# Rose Lake



## Satelliteman (May 30, 2010)

Went to Rose Lake today with the wife & son.

Started out flipping a Zoom speed craw in a tree top. Hung the sucker in said tree top. As I was getting it out a pack of LARGE bass came swimming out. I swear they had to be 3 or 4 lbs. Of course they would not bite anything I tried. Had another big bass follow a buzz bait & not bite.

I caught one keeper off of another tree on the speed craw. Wife & son caught a truckload of bluegills.


----------



## JignPig Guide (Aug 3, 2007)

Nice Report...

I haven't fished Rose Lake for a long long time now. But if I remember right, it is a super clear water lake. If there is anywhere that they should hit the drop-shot rig with the Venom green pumpkin Due Drop worm, or the T-rigged Venom Sweet Dream in green pumpkin, that would be the place. 

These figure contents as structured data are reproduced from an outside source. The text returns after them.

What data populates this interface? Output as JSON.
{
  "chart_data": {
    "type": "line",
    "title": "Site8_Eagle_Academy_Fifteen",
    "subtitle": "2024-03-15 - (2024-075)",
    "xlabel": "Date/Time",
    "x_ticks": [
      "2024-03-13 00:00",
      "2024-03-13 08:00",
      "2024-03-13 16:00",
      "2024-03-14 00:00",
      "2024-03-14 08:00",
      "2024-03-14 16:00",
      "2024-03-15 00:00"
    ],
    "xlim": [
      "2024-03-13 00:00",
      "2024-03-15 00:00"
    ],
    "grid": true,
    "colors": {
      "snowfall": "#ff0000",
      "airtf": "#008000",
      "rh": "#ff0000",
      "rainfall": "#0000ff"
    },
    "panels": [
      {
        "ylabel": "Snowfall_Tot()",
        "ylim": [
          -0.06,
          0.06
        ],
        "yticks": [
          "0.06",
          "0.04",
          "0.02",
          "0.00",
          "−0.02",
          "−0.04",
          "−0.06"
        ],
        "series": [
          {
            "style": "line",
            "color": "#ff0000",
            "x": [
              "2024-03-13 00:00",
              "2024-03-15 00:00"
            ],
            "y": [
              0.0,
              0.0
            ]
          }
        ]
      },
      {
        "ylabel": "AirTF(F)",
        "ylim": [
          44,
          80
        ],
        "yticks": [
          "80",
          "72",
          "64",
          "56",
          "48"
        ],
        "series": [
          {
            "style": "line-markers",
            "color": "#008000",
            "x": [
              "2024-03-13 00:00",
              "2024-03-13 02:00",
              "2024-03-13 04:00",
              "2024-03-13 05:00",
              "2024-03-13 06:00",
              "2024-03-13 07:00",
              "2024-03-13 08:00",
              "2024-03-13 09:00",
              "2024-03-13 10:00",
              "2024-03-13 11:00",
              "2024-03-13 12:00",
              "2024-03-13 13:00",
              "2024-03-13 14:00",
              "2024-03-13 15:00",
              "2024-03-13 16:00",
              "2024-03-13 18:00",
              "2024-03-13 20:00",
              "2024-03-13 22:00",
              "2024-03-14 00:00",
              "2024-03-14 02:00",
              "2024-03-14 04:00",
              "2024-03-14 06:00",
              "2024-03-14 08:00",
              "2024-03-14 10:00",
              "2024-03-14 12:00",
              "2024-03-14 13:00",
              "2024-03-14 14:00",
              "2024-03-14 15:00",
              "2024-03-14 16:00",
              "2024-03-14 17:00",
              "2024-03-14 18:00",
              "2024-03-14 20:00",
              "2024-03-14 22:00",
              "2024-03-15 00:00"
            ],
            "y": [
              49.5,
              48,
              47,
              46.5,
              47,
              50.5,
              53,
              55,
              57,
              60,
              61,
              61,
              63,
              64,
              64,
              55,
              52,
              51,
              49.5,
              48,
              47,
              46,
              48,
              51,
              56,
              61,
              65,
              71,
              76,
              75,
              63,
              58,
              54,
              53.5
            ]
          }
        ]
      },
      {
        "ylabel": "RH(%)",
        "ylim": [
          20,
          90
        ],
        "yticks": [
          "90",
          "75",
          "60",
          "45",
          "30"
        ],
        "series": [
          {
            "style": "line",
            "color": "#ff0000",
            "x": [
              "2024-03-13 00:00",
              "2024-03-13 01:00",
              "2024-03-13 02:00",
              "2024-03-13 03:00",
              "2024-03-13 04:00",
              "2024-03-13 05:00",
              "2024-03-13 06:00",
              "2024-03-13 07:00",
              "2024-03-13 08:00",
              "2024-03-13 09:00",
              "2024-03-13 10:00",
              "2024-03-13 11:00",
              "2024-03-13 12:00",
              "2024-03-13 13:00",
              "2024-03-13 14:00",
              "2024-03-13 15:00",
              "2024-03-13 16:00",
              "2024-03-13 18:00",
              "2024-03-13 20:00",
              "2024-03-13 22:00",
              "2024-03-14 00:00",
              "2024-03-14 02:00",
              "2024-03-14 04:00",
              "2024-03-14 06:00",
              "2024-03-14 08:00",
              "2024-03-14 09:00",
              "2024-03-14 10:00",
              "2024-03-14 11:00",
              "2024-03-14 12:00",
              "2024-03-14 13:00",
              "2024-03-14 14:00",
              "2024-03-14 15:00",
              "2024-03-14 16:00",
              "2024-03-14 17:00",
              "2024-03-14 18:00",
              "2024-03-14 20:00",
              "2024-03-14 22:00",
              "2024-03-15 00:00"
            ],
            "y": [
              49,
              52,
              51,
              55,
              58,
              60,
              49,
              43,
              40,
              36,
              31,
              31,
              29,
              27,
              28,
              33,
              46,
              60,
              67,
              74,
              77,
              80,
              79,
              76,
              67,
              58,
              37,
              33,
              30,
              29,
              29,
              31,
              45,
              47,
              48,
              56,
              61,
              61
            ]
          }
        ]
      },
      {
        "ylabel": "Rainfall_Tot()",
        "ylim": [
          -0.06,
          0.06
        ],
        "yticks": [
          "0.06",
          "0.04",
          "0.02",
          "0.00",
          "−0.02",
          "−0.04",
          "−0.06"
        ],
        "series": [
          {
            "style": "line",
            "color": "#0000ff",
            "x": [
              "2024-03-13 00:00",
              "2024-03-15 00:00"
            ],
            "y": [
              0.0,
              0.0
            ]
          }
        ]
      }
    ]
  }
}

Those bass go deep this time of year in that clear of a lake. But they'll occasionally come up the bank where you can see them. But there-in is the problem... Seeing 'em and not catchin' them can drive you crazy in that place.


----------



## Bluegillin' (Jan 28, 2009)

Hey Satelliteman, Any size to the gills in there? I only fished it once and didn't catch much. I am always looking for a places to take the kids to catch some gills.


----------



## collegekid (Apr 28, 2007)

There are some huge bass in there! catchin em is another story.


----------



## Satelliteman (May 30, 2010)

Bluegillin' said:


> Hey Satelliteman, Any size to the gills in there? I only fished it once and didn't catch much. I am always looking for a places to take the kids to catch some gills.


They ranged from sardine sized to eatin' size. The only downside is the 1/2 mile hike in & out. We saw a few that were still gaurding nests. We keep moving & looking for gills. My son uses mealworms.

I've found the best way to catch the bass is make long casts & hope the lure drops in front of them. I've caught most of the bass by working the tree tops & old beaver huts.

Next trip I'm going to re-spool with fluorocarbon line & see if the fish don't spook so easy.

We only fished for about an hour. My wife tripped over a root & twisted a knee.


----------



## Bluegillin' (Jan 28, 2009)

Thanks for the info. Hopefully your wife was close to the car when she twisted the knee. Making a 1/2 mile hike on a bad knee would not be fun.


----------